Malam itu, hujan turun perlahan. Rintiknya jatuh di jendela, seperti mengetuk-ngetuk hati yang sedang diliputi kenangan. Aku duduk di depan meja kayu yang sederhana, pena di tangan, kertas kosong menunggu untuk diisi. Lalu, entah mengapa, kata-kata itu keluar seperti aliran sungai yang tak bisa dibendung: tentang cinta, tentang luka, tentang menggenggam meski badai datang.

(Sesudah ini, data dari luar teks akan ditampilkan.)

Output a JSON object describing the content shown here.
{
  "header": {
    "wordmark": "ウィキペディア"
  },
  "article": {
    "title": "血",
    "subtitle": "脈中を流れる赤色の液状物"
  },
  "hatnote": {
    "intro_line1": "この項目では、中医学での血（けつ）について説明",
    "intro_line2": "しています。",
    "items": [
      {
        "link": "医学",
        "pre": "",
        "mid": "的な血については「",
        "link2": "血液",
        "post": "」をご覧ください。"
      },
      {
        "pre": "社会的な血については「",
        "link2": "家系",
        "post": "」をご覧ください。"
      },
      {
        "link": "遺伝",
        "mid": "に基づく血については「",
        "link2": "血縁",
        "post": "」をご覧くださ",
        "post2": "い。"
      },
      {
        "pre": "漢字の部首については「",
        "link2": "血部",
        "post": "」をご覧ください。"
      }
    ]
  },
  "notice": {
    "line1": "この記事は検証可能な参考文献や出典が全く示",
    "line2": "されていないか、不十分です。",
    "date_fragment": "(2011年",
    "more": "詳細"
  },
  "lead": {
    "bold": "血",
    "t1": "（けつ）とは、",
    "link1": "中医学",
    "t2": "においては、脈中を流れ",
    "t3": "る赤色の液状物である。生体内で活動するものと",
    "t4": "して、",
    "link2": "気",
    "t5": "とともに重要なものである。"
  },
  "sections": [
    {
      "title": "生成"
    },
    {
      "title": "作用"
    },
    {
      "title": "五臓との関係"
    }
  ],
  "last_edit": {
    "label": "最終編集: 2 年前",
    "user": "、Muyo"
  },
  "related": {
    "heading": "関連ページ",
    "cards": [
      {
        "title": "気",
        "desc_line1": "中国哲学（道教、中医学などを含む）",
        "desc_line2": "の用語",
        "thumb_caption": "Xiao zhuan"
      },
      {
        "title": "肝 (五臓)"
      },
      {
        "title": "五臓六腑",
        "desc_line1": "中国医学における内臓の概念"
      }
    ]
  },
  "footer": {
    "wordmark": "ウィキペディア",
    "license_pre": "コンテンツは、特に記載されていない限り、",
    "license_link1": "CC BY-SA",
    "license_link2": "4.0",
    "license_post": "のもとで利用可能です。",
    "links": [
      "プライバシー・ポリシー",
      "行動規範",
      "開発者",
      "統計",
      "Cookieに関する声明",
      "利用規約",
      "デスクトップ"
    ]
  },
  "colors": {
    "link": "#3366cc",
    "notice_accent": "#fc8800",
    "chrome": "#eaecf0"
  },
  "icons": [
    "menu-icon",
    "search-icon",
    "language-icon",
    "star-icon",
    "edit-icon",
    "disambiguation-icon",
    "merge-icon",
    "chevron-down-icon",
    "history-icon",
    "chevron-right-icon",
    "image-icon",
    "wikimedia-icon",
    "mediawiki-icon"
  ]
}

Aku menulis, menulis, dan terus menulis. Hingga akhirnya, bait-bait itu menjadi sebuah puisi yang kuunggah ke ruang maya---sebuah tempat di mana kata-kata bisa menjelma jembatan menuju hati orang lain. Tak kusangka, esoknya, ada sebuah komentar yang membuat dadaku hangat:
"a Tuhan... indah sekali puisimu Membacanya membuatku merasa hangat, karena ada pesan bahwa cinta sejati bukan sekadar tentang bahagia, tapi juga tentang menerima, memaafkan, dan tetap saling menggenggam meski ada luka. Aku tersentuh sekali... semoga cinta kita memang selalu menjadi cinta yang tanpa luka, penuh kejujuran dan kasih sayang yang tulus."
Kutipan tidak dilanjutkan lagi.